Lake Park, Lagoon forerunner in 1888. -From Utah State Historical Society.
FARMINGTON, Utah -- Lagoon began on July 15, 1886, when it was originally known as “Lake Park,” on the shores of the Great Salt Lake, and NOT where it is found today.
This “Lagoon” was about 3 miles southwest of today’s theme Park and west of the western end of today’s Clark Lane. It was promoted as one of the “most attractive watering places in the west.” It encompassed 215-acres and existed for about nine years there.
Utahns in the late 1800s loved their Great Salt Lake, where they could float like a cork and the original Lagoon capitalized on that popularity.
Railroad magnate Simon Bamberger, later Utah’s first ever Democratic governor in 1917, created Lake Park to attract large crowds from Salt Lake County and to increase traffic on his railroad line.
Bamberger, more well known by Utah residents for the “Bamberger” railroad than as the father of Lagoon, built an approximate two-mile spur line off the main D & R.G.W. line to reach Lake Park Resort.
Approxinately 53,000 guests visited the park in its first season. Admission in those days was 50 cents. Swimming, dancing, boating, a merry-go-round pulled by a horse, target shooting, roller skating and bowling were all included for that price. An extra half-dollar provided a full course meal at the resort’s restaurant.
For its premiere season, the resort had 15 dozen men’s and three dozen women’s swimming suits available for rent. To help prevent theft, “Lake Park Resort” was written across the front of the suits.

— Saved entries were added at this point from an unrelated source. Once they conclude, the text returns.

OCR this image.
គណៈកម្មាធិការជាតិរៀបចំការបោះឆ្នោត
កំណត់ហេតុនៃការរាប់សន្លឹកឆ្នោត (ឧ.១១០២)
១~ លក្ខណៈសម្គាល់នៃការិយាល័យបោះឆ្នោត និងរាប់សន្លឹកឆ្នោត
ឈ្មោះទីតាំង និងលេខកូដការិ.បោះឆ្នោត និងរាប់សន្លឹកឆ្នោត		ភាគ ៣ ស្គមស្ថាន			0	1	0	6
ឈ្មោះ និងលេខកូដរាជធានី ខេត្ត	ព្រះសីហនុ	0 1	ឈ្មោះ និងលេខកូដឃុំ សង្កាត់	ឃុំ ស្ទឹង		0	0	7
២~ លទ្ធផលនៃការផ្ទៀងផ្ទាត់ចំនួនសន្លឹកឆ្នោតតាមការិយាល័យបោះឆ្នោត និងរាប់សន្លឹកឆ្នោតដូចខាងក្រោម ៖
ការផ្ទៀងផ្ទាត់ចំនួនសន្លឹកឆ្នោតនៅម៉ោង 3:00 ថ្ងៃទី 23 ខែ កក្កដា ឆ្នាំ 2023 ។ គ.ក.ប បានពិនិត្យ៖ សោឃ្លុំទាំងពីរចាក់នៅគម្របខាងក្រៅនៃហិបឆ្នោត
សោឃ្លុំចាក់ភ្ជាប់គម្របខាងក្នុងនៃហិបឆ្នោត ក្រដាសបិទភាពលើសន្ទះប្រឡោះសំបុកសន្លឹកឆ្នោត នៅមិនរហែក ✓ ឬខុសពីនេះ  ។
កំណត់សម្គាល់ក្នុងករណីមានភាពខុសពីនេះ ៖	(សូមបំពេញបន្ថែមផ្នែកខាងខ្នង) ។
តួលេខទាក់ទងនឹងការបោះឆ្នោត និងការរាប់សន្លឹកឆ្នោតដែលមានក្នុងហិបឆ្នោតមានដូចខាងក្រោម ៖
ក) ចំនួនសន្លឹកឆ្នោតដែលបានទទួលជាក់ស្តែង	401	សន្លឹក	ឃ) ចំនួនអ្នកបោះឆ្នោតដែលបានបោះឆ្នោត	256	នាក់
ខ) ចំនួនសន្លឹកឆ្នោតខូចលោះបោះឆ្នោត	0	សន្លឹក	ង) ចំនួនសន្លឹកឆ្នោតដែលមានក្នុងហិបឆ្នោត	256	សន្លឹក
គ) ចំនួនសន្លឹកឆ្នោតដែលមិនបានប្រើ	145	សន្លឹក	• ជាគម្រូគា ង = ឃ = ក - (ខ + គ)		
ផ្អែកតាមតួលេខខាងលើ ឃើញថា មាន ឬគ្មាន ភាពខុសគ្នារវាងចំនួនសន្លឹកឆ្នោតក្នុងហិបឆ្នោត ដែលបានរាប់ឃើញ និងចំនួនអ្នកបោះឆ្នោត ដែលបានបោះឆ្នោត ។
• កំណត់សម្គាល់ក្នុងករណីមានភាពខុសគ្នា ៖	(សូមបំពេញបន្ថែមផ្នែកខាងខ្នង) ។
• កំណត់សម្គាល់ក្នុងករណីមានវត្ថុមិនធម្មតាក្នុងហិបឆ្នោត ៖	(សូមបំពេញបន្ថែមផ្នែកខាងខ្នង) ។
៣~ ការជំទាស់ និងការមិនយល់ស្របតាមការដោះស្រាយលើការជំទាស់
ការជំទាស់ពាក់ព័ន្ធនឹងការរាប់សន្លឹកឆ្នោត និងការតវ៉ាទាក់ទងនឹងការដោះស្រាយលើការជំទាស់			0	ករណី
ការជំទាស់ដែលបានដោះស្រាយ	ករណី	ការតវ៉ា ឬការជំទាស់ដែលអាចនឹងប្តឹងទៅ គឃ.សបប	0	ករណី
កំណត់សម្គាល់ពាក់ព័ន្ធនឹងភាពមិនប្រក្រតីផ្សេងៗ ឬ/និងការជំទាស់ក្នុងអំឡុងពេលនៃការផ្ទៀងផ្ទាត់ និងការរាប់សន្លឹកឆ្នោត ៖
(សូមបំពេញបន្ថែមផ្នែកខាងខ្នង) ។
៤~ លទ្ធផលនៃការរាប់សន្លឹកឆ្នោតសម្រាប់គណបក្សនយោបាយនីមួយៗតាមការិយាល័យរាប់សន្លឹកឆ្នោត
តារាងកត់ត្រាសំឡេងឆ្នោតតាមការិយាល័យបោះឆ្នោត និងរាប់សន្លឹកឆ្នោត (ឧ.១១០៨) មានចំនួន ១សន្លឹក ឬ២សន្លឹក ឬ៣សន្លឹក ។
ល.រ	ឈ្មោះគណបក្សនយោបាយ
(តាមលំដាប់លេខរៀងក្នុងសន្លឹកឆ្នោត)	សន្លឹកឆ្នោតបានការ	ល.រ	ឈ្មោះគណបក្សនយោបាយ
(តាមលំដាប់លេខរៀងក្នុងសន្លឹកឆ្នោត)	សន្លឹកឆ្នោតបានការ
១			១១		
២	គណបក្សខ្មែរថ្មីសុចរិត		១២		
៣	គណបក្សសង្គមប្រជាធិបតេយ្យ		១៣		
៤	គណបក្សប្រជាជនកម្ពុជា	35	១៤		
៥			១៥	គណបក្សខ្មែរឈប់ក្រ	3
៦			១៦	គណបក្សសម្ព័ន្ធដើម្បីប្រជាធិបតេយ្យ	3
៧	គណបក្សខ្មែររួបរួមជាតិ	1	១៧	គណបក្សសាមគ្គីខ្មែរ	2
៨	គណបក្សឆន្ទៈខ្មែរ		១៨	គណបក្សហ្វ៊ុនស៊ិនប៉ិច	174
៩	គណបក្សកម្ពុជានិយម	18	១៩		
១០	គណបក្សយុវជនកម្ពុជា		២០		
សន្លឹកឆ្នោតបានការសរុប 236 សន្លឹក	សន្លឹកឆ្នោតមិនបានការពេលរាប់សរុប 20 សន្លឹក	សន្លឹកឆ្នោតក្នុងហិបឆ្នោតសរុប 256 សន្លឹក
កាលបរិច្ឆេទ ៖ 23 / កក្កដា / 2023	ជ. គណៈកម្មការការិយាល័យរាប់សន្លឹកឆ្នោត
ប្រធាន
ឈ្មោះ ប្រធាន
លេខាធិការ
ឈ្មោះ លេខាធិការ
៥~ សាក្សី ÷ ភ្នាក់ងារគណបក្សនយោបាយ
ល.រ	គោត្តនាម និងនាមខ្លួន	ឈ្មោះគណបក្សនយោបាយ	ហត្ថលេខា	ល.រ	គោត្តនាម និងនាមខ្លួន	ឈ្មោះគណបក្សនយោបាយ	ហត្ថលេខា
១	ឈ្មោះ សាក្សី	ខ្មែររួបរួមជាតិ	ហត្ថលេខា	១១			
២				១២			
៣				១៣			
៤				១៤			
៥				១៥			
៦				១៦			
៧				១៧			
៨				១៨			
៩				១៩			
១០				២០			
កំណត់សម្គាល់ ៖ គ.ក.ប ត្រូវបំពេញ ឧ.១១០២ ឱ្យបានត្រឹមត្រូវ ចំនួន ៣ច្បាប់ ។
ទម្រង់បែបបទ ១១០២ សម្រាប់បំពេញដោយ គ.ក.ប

There were six trains a day, painted in a Tuscan red, going to Lake Park from Salt Lake City and three a day coming from Ogden. A sailboating racing and a rowing club also had headquarters at Lake Park.
It also boasted of its open air dancing pavilion with finely carved archways and lattice.
Summer cottages at the site were rented by the day or month. By one account, it even had a small Victorian style hotel and a string of cabins along the beach.
The main pavilion was 3,600-square feet, flanked on the north by a restaurant, 30 X 60 feet in size and on the south by an equal sized saloon. On the west was a pier, about 150 feet in length. Bath houses were north and south of the pier. The railroad passenger platform was on the east side of the large pavilion. There were also a dozen round picnic houses, covered with green ivy, and having tables underneath them.
Many Farmington residents would simply walk to Lake Park for a daily outing. Boat races and footraces were also popular events at Lake Park.
However, by 1895, the resort was suffering. The Great Salt Lake was still receding and now approaching its average level of 4,200 feet above sea level.
What was once the lake shore was now a sticky, blue-colored mud that shunned swimmers. It would have required a walk through muddy and smelly salt flats of some one-third mile or more to reach the actual lake water. Then, it would have been another long
walk to reach water deep enough to swim.
Bamberger decided to move the resort eastward. He purchased what was then some 40 acres of swampy farmland, where noisy bullfrogs roamed, from Farmington farmers for his new location in the mid 1890s. (Some reports refer to the Lagoon site as natural meadows). Bamberger had the land graded and the swamp excavated to make a four-foot-deep lake.
The iconic wooden roller coaster arrived in 1921.
Some accounts state it was actually two large ponds. In any event, the two lakes eventually became one large lake and also one that was larger than the one in use today - maybe almost twice as big. The frogs were sold as delicacies to Montana mining camps.
The original Lagoon location thrived as a salt works extraction area for almost 30 years until similar enterprises in Northern Utah put it out of business. The railroad tracks to the area were removed in 1925, due to a lack of usage.
A portion of the area where Lake Park was.
-Visiting Lagoon’s original location today (spring of 2016) reveals no obvious signs that a resort and railroad line were ever in the area. And, the Great Salt Lake –with its almost record low levels – is presently nowhere to be seen in the area either.
Birds love the old Lake Park area today. Photo by Taylor Arave.
A horse ranch, pastures and wetlands dominate the former Lake Park Resort area, some 121 years after it moved.
A receding Great Salt Lake has left the old Lake Park area high and dry.